NEW YORK — Sagging sales and special charges depleted ShopKo Stores Inc.’s bottom line in the fourth quarter.
This story first appeared in the March 14, 2003 issue of WWD. Subscribe Today.
For the three months ended Feb. 1, the Green Bay, Wisc.-based discount retailer said net income regressed 6.3 percent to $32.7 million, or $1.12 a diluted share, versus earnings of $34.9 million, or $1.21, in the prior-year quarter. Although ShopKo took a pre-tax $6 million restructuring charge, earnings per share did manage to beat the Wall Street estimate by 3 cents.
Sales for the period declined 4.5 percent to $961.4 million from $1 billion a year ago, as same-store sales fell 4.1 percent.
“We are pleased to report that the company delivered solid results, reflecting a significant improvement in our Pamida division and meaningful working capital management,” said chief executive officer Sam Duncan in a statement. “I am particularly pleased that we reduced our net debt position by $182 million during fiscal 2002. This performance, along with last year’s $198 million net debt reduction, has significantly improved our balance sheet.”
At the Pamida division, operating income soared more than sixfold, or 557.3 percent, to $11.6 million from $1.8 million a year ago, even though sales fell 5.1 percent to $222.2 million from $234.3 million last year. Comparable-store sales decreased 3.7 percent. The ShopKo segment saw operating income retreat 12.9 percent to $70.2 million from $80.6 million. Sales declined 4.3 percent to $736.2 million from $769.1 million, and comps dipped 4.3 percent.
In other operating indicators, a reduction in shrinkage expense and improved margin rates at Pamida allowed gross margins to expand to 26.9 percent of sales from 26.7 percent in the year-ago period.
Overall, for the full fiscal year, ShopKo recorded a net loss of $144.8 million, or $4.95. By comparison, the firm produced earnings of $28.2 million, or 98 cents, in fiscal 2001. Excluding a change in accounting principle in both years, income would have increased 68.5 percent to $39.6 million, or $1.35, versus $23.5 million, or 82 cents.

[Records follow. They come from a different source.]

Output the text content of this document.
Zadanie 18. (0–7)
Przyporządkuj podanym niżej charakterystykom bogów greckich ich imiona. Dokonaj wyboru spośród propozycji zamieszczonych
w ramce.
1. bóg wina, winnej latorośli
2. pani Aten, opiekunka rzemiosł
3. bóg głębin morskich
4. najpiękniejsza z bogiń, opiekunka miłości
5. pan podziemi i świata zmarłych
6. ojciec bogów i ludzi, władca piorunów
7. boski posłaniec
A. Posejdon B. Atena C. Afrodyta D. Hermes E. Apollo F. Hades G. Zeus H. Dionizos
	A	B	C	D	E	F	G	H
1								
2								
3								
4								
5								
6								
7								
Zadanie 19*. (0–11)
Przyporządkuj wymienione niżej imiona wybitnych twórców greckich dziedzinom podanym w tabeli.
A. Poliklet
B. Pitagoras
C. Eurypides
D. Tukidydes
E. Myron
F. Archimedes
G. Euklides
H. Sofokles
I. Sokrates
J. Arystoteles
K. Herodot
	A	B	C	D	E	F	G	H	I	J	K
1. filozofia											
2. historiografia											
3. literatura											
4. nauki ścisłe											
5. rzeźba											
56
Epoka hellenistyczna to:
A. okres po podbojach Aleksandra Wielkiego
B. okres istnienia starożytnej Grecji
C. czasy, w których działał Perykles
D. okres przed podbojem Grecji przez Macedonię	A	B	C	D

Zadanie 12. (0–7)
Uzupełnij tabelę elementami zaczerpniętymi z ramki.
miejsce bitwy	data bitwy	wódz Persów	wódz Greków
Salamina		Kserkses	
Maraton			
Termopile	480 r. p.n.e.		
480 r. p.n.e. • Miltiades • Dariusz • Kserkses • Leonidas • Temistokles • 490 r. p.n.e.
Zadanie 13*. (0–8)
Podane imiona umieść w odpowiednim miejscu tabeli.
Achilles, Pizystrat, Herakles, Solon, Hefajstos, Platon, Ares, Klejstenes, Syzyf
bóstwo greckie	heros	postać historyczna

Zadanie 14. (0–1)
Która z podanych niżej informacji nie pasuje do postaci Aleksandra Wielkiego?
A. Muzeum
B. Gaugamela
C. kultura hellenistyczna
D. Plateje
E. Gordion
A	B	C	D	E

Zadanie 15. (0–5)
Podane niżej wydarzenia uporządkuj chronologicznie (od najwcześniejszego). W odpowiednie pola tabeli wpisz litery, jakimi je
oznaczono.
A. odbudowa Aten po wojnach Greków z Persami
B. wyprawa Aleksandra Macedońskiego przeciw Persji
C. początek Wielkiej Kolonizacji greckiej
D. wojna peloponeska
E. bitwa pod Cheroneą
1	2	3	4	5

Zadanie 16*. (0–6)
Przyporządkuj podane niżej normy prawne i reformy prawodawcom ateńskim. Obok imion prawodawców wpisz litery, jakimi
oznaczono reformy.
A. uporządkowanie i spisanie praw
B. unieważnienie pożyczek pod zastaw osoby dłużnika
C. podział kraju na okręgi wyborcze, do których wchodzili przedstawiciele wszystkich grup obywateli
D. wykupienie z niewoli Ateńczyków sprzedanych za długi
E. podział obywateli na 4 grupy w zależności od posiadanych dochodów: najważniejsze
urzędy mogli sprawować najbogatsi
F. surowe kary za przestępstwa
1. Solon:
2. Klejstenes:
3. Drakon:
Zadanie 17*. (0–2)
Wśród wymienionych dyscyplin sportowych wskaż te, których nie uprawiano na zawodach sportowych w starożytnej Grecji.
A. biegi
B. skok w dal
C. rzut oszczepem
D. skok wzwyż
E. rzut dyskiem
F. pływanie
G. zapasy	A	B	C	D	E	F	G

Sales for the year receded 4 percent to $3.25 billion from $3.39 billion a year ago. Excluding closed stores, sales declined a more modest 2.3 percent from $3.33 billion.
In guidance, the company said first-quarter earnings per share are expected to land between break even and a loss of 5 cents. For the full fiscal year, earnings are forecast at $1.40 to $1.50 a share.
The results helped push ShopKo shares up 62 cents, or 6.1 percent, to close at $10.72 in New York Stock Exchange trading Thursday.